Once the re-coded responses are quantitative, we can summarize the these values using a mean. Doing this for our 2-year college data we get:

\[ \begin{split} \bar{x} &= \frac{1 + 0 + 0 + 1 + 1 + 0 + 0 + 1}{8} \\ &= \frac{4}{8} \\ &= 0.50 \end{split} \]

Note that the mean of the dummy coded atrribute is exactly the same as the proportion of 2-year college students who read a book in the last week! This is because once we dummy code, the numerator of the mean computation is essentially counting the number of “Yes” responses. And once we divide that by the number of students that gives us the proportion.

FYI

The mean of a dummy coded attribute is the proportion of responses that were coded as 1.

The nice thing about using dummy coding is that we can continue to work with means and the difference in means in the randomization test. This implies we don’t have to change anything in the simulation process from what we did with quantitative responses. Figure 2 shows a sampler to carry out the randomization test for the example data.

A sampler to carry out the randomization test for the example. The sampling device for the response attribute uses a stacks device which is easier than a mixer when there are only two values for the response. — Figure 2: A sampler to carry out the randomization test for the example. The sampling device for the response attribute uses a stacks device to include the dummy coded values for the response attribute which is easier than a mixer when there are only two values for the response.
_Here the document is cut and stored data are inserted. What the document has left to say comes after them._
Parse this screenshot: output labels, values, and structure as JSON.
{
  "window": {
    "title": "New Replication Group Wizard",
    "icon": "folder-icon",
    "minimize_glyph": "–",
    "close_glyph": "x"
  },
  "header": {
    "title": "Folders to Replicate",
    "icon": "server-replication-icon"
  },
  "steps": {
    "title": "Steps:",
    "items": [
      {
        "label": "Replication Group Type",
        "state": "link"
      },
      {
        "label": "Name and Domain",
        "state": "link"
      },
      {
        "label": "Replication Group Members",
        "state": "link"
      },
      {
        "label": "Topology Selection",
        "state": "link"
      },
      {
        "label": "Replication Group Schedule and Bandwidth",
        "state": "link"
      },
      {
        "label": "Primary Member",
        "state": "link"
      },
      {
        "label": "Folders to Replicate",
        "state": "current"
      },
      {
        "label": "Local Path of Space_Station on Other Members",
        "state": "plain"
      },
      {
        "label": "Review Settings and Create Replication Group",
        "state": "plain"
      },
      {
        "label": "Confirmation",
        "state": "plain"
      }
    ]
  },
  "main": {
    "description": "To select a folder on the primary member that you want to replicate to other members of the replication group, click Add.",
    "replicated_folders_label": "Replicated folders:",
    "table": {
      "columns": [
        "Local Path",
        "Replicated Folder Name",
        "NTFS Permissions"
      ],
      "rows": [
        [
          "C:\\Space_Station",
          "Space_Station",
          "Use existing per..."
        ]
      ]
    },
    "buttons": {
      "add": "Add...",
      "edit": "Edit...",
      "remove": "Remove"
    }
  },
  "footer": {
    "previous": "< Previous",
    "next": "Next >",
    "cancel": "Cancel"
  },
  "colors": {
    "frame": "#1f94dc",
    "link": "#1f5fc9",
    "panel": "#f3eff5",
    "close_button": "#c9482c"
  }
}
This sampler could then be used to generate data from simulated random assignments. The difference in means (i.e., difference in proportions) could be collected and the observed difference in means could be evaluated.

Figure 3: Distribution of differences in proportions for 500 collected differences. The shaded area represents the range of likely values [-0.628, +0.628] based on the standard error of 0.314. The observed difference of 0.25 is displayed as a vertical reference line.

If the null hypothesis that there is no difference in the proportion of 2-year and and 4-year college students who read a book in the previous week is true, we would expect to see an observed difference in proportions between \(-0.628\) and 0.628. We actually saw an observed difference of 0.25. This is consistent with what we would have expected if the null hypothesis is true. Because of this we fail to reject the null hypotheis; it may be that there is no difference in the proportion of 2-year and and 4-year college students who read a book in the previous week.